Dudley Bower Building Services Limited v Lowe [2003] IRLR 260 (EAT)
Fairhurst Ward Abbotts Ltd v Botes Building Ltd and others, Times Law Report 16/4/03 (EAT)
Cases on the scope of TUPE protection are much rarer now than in the heyday of the 1990s, but two recent cases confirm the breadth of the legislation's coverage.
Mr Lowe was one of four employees carrying out electrical and mechanical maintenance and repairing duties. The work was organised into packages and Mr Lowe was responsible for a particular package. Work (including the packages of work) was contracted out. A contractor won the contract which included Mr Lowe's package of work. The contractor then subcontracted Mr Lowe's package of work to another company, DBB. DBB did not take on Mr Lowe, but instead employed someone else who spent 90 per cent of his time carrying out the work which Mr Lowe had previously done.
Mr Lowe argued that TUPE applied and that he should have transferred. The Employment Tribunal agreed, concluding that the package of work performed by Mr Lowe was a distinct part of the undertaking and amounted to a stable economic entity even though there was only one employee carrying out the work.

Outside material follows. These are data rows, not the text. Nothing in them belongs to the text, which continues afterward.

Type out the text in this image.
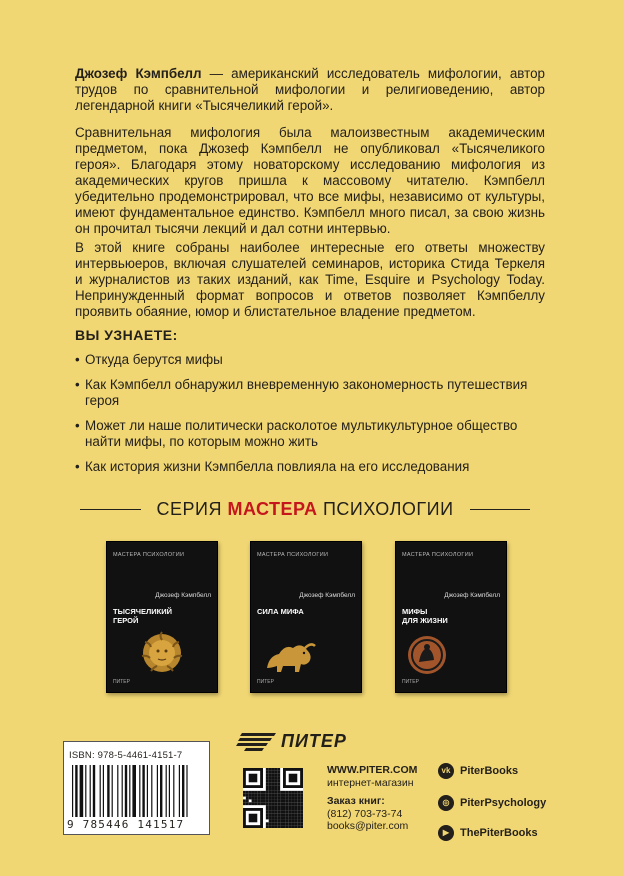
Джозеф Кэмпбелл — американский исследователь мифологии, автор трудов по сравнительной мифологии и религиоведению, автор легендарной книги «Тысячеликий герой».

Сравнительная мифология была малоизвестным академическим предметом, пока Джозеф Кэмпбелл не опубликовал «Тысячеликого героя». Благодаря этому новаторскому исследованию мифология из академических кругов пришла к массовому читателю. Кэмпбелл убедительно продемонстрировал, что все мифы, независимо от культуры, имеют фундаментальное единство. Кэмпбелл много писал, за свою жизнь он прочитал тысячи лекций и дал сотни интервью.

В этой книге собраны наиболее интересные его ответы множеству интервьюеров, включая слушателей семинаров, историка Стида Теркеля и журналистов из таких изданий, как Time, Esquire и Psychology Today. Непринужденный формат вопросов и ответов позволяет Кэмпбеллу проявить обаяние, юмор и блистательное владение предметом.

ВЫ УЗНАЕТЕ:
• Откуда берутся мифы
• Как Кэмпбелл обнаружил вневременную закономерность путешествия героя
• Может ли наше политически расколотое мультикультурное общество найти мифы, по которым можно жить
• Как история жизни Кэмпбелла повлияла на его исследования
СЕРИЯ МАСТЕРА ПСИХОЛОГИИ
МАСТЕРА ПСИХОЛОГИИ
Джозеф Кэмпбелл
ТЫСЯЧЕЛИКИЙ
ГЕРОЙ
ПИТЕР
МАСТЕРА ПСИХОЛОГИИ
Джозеф Кэмпбелл
СИЛА МИФА
ПИТЕР
МАСТЕРА ПСИХОЛОГИИ
Джозеф Кэмпбелл
МИФЫ
ДЛЯ ЖИЗНИ
ПИТЕР
ПИТЕР
ISBN: 978-5-4461-4151-7
9 785446 141517
WWW.PITER.COM
интернет-магазин
Заказ книг:
(812) 703-73-74
books@piter.com
vk PiterBooks
◎ PiterPsychology
▶ ThePiterBooks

The EAT agreed. Work which is carried out by only one employee is capable of being a stable economic entity that can be transferred. There is no reason why work performed by one individual should not amount to a part of an undertaking. In deciding this, the EAT reaffirmed the correctness of the European Court of Justice decision in Schmidt in 1994. That case concerned an operation carried out by one cleaner. It is encouraging that the EAT emphasised that this remains the case despite the more restrictive approach taken in the subsequent ECJ case of Suzen. The EAT stresses that Suzen does not overrule or even disapprove Schmidt.
The EAT stressed that all factors must be considered: the workforce, the management of staff, the way in which the work is organised, the operating methods and the operational resources. There must also be consideration of the extent to which the operation is structured and autonomous. The EAT observed that, where the task to be performed is complex and sophisticated and requires careful planning, specification and costings, it may be that a stable economic entity exists even though there is only one employee. This is undoubtedly right, but it is unfortunate that the EAT then goes on to contrast this with a situation with "no more than one cleaning lady and her mop". It would be unfortunate if this largely helpful decision is seen as making it more difficult to succeed in cases where the jobs of more vulnerable workers are transferred.
The Fairhurst Ward Abbotts Ltd v Botes Building Ltd and others case also concerned the packaging of work, but in a rather different context. Fairhurst Ward Abbotts ceased to carry out work previously operated by them. It continued in the hands of others, but was split into a number of parts, some of which were taken over by Botes Building Ltd.Â
The EAT concluded that dividing up the business into parts, all of which transferred, albeit to a number of different companies, did not prevent TUPE applying. The EAT took the view that the protection to the transfer of a part of an undertaking did not necessarily require that the part transferred was of itself a separate economic entity before transfer.
While the need for protection must be paramount and the result prevents unscrupulous employers defeating TUPE by splitting up business, it may be that the reasoning is rather over-ambitious and that it is necessary to show a distinct part of the undertaking at the point of transfer. This may of course arise from the manner in which the employer divides up the work on, or in anticipation of, the transfer.